Period: June 6 (Fri.) through 8 (Sun.)
Address: 3-7-15 Kita-Shinagawa
How to get there: A five-minute walk from Shinbamba Station on the Keikyu Main Line

At the Shinagawa-jinja Shrine festival, the most spectacular scene is mikoshi being carried out of the shrine and back again. The sight of large mikoshi being carried down very steep stairs and then back up at dusk after making its way through the town is awesome. The mikoshi is carried throughout the town to the beat of the Shinagawa byoshi rhythm.

Shinagawa byoshi :
Rhythmic music played during the mikoshi processions at the Ebara-jinja Shrine and Shinagawa-jinja Shrine festivals; the beat sets the pace of the procession as it makes its way around the town. The instruments with which the music is played include the shime daiko (snare drum), beaten with bamboo sticks, and the shinobue (bamboo flute).

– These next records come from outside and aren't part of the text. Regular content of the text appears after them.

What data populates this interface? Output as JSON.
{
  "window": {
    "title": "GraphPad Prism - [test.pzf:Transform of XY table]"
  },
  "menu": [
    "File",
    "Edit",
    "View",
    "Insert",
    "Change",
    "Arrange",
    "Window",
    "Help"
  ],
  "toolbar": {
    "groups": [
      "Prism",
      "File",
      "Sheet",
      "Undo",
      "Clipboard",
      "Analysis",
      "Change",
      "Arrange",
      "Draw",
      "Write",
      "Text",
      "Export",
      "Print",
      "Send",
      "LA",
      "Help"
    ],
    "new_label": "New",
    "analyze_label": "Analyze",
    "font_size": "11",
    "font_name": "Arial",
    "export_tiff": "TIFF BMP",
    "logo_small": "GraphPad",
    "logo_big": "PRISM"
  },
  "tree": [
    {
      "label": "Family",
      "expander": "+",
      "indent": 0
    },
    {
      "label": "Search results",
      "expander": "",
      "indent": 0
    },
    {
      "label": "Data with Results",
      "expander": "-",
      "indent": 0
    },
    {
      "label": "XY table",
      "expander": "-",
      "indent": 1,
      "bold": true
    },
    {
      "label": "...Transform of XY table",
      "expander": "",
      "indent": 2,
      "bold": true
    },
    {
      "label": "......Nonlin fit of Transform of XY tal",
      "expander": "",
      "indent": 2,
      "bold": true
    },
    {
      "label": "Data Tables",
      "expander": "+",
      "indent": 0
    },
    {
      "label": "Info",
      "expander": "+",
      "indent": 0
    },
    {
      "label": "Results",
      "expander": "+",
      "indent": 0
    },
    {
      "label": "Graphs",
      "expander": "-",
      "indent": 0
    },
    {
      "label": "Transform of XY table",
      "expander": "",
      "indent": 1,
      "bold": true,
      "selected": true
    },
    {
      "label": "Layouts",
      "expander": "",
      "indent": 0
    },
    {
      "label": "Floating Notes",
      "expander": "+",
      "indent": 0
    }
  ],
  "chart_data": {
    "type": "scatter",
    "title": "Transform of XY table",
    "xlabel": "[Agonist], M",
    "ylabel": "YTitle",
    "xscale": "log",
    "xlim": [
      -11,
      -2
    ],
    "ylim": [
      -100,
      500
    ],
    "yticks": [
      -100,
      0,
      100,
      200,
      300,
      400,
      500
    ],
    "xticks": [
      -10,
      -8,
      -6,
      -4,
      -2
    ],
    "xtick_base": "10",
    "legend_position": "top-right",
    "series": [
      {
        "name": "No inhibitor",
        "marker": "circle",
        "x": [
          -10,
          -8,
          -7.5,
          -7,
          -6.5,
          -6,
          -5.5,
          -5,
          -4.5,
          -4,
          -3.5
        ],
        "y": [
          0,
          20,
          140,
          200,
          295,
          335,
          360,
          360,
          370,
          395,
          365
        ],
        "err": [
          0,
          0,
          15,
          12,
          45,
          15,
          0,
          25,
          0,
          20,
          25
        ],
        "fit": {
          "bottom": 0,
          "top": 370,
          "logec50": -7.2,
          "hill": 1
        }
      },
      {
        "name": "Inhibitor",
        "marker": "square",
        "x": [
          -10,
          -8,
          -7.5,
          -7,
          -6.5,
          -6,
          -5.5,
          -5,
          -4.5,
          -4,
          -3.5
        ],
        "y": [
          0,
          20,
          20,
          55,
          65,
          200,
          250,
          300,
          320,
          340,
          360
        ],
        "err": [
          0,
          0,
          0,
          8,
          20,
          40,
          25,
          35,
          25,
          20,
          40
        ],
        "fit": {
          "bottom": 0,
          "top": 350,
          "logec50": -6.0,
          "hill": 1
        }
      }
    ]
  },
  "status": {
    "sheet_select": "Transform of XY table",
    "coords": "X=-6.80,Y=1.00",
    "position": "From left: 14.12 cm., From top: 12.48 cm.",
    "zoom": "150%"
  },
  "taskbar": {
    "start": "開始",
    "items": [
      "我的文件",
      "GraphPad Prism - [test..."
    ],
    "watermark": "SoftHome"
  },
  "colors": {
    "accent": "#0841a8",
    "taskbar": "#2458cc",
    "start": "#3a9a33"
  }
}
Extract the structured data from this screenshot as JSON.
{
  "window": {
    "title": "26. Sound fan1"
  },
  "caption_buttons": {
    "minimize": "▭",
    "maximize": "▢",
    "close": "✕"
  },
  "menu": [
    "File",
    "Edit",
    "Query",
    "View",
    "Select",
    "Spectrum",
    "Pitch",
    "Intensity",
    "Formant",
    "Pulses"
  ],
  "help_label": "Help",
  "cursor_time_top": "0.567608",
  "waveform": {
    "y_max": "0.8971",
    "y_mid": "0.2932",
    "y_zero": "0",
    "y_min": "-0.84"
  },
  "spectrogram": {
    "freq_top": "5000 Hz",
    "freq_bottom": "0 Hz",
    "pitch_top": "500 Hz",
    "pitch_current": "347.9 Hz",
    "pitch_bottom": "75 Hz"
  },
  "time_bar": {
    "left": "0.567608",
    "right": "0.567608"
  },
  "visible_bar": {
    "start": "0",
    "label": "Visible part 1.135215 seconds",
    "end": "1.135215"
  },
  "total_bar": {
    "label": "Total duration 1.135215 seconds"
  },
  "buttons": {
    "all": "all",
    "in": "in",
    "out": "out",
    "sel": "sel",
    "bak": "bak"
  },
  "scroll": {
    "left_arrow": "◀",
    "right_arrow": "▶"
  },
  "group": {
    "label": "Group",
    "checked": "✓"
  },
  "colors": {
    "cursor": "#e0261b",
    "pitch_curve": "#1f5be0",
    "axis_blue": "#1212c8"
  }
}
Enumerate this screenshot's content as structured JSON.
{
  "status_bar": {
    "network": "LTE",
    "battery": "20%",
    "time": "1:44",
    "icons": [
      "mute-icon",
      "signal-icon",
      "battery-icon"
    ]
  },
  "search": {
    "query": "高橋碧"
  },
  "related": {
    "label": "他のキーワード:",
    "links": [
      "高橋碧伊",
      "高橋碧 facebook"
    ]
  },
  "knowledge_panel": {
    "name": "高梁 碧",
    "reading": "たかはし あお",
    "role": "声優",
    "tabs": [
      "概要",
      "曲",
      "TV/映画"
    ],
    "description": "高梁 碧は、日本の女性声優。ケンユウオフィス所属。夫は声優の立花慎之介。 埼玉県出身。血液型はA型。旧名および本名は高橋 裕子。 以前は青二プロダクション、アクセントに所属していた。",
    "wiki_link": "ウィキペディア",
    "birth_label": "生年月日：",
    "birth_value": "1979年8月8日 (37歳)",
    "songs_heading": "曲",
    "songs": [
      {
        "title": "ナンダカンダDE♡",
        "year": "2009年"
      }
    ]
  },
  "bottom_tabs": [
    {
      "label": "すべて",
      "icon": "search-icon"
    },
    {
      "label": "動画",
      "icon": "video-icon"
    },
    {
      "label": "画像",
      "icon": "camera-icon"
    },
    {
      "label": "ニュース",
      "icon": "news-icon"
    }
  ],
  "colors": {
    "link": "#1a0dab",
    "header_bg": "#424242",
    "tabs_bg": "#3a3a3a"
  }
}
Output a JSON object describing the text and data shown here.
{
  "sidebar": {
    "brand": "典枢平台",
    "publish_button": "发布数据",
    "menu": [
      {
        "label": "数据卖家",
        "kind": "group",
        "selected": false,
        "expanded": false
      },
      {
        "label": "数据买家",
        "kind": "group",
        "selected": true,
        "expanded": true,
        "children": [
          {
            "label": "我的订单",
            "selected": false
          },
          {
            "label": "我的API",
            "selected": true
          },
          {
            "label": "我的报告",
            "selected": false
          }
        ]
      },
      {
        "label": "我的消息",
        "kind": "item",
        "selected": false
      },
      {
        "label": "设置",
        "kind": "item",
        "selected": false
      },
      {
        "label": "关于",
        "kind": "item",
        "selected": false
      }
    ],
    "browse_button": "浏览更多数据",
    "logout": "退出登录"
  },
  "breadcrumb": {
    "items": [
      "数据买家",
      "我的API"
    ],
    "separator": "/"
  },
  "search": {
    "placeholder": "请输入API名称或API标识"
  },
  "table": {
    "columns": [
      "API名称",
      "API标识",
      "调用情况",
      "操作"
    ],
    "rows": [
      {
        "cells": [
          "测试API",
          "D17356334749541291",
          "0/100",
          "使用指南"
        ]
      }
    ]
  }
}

Performers dressed as oiran (courtesans) walk through Kyu-Tokaido Avenue.
The Oiran Dochu (a procession of high-class courtesans from an age long gone) is sponsored by people in local shopping districts and conducted on June 7 (Sat.), from 7:00 p.m., through Kyu-Tokaido Avenue. Crowds gather to see performers beautifully dressed as oiran (courtesans).

What Is Matsuri (Festival)?
Matsuri is a traditional Japanese rite in which people pray to the gods and their ancestral spirits, offering thanks or making requests. The festival is usually held at a shrine or temple. There are other types of matsuri that serve as an event to revitalize the local community.